Przez kilka miesięcy 31-latka utrzymywała, że jej syn jest śmiertelnie chory - o czym przekonała również samego 10-latka i dyrekcję jego szkoły, do której od czasu zdiagnozowania rzekomej białaczki nie chodził (w rzeczywistości u dziecka zdiagnozowano inną, całkowicie uleczalną chorobę - podaje Associated Press).
W związku z chorobą syna kobieta organizowała zbiórkę pieniędzy i prezentów dla niego. Według informacji przekazanych przez policję z Carson City w Nevadzie zebrała m.in. 2 tysiące dolarów za pośrednictwem jednej ze stron internetowych, ale otrzymywała również pieniądze, kupony na zakupy i inne podarunki bezpośrednio od darczyńców.
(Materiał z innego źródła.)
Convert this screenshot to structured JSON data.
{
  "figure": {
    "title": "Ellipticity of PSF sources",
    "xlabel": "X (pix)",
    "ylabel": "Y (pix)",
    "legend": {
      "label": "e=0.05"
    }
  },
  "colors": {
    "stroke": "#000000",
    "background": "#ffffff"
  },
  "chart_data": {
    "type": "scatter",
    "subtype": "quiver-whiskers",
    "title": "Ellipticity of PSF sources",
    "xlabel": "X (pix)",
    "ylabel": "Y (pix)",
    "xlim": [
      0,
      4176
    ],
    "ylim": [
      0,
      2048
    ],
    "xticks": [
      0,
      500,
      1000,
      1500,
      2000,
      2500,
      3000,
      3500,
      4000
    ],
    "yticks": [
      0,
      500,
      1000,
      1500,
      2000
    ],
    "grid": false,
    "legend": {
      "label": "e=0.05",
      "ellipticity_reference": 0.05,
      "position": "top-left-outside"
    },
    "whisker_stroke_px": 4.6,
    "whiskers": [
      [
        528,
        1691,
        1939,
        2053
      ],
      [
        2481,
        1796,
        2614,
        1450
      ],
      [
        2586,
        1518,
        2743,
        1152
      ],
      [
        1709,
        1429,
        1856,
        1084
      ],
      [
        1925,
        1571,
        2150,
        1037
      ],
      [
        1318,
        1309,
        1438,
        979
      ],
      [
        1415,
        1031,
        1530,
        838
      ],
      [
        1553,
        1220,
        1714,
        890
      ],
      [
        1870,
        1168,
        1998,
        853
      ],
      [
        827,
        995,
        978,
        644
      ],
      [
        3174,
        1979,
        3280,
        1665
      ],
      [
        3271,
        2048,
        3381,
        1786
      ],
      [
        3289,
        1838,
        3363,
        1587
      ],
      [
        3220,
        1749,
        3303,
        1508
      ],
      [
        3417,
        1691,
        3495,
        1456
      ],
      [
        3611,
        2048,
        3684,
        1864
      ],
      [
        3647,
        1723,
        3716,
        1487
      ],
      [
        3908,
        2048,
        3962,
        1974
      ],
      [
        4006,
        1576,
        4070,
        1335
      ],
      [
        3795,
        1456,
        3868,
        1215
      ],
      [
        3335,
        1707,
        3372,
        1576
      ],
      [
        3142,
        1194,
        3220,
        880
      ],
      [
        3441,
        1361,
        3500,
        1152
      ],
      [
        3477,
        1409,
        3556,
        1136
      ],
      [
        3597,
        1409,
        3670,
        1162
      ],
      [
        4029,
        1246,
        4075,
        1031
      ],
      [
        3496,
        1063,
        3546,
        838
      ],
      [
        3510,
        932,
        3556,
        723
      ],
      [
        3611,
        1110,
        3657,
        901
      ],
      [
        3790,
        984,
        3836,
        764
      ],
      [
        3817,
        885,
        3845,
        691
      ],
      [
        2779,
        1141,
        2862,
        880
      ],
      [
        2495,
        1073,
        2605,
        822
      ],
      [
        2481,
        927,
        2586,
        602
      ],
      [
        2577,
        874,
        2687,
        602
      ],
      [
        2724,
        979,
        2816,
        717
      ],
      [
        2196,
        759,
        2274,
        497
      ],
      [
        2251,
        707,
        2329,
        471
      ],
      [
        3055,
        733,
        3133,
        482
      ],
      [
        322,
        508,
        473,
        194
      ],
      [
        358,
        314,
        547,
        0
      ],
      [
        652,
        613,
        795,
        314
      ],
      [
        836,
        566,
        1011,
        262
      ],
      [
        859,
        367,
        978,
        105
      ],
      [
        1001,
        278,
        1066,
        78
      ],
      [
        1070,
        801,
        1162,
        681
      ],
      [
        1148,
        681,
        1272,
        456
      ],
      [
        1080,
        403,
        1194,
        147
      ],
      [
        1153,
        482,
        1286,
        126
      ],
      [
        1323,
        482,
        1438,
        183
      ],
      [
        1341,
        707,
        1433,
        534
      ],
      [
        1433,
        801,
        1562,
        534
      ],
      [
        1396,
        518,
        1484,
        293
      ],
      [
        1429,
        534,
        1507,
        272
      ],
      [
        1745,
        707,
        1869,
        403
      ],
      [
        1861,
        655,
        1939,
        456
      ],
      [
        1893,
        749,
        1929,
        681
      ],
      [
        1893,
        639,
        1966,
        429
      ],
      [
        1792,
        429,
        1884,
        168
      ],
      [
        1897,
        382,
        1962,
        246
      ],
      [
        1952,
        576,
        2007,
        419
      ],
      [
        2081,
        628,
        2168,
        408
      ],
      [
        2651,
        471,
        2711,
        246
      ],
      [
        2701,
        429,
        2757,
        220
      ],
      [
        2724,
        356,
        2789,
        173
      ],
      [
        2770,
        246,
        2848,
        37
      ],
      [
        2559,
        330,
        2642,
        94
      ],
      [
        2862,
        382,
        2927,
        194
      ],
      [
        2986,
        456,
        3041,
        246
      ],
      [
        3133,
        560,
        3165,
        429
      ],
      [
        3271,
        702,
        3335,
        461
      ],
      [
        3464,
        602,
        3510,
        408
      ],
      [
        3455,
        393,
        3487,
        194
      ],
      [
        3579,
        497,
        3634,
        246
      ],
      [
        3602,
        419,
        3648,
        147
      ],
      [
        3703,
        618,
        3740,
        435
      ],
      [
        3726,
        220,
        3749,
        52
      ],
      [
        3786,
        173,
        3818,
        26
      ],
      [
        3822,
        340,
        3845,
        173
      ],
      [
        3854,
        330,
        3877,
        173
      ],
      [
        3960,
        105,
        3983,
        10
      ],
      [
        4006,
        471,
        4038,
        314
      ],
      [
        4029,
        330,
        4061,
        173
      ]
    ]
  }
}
Na stronie GoFundMe 31-latka napisała, że "jej świat rozpadł się", kiedy dowiedziała się, że jej syn ma białaczkę. Dodała, że jej syn "sporządził listę rzeczy, które chciałby zrobić, zanim będzie zbyt bardzo chory", a ona "chce mu to umożliwić". Jak dodała jest jednak samotną matką wychowującą czwórkę dzieci i dlatego prosi o pomoc w realizacji marzeń syna.
W zeszłym miesiącu kobieta poinformowała w mediach społecznościowych o śmierci swojego dziecka.
Początkowo oskarżono ją o wyłudzenie, ale ostatecznie zarzuty rozszerzono o znęcanie się nad dzieckiem - ten ostatni zarzut jest związany z tym, że kobieta wmówiła 10-latkowi, iż jest on śmiertelnie chory.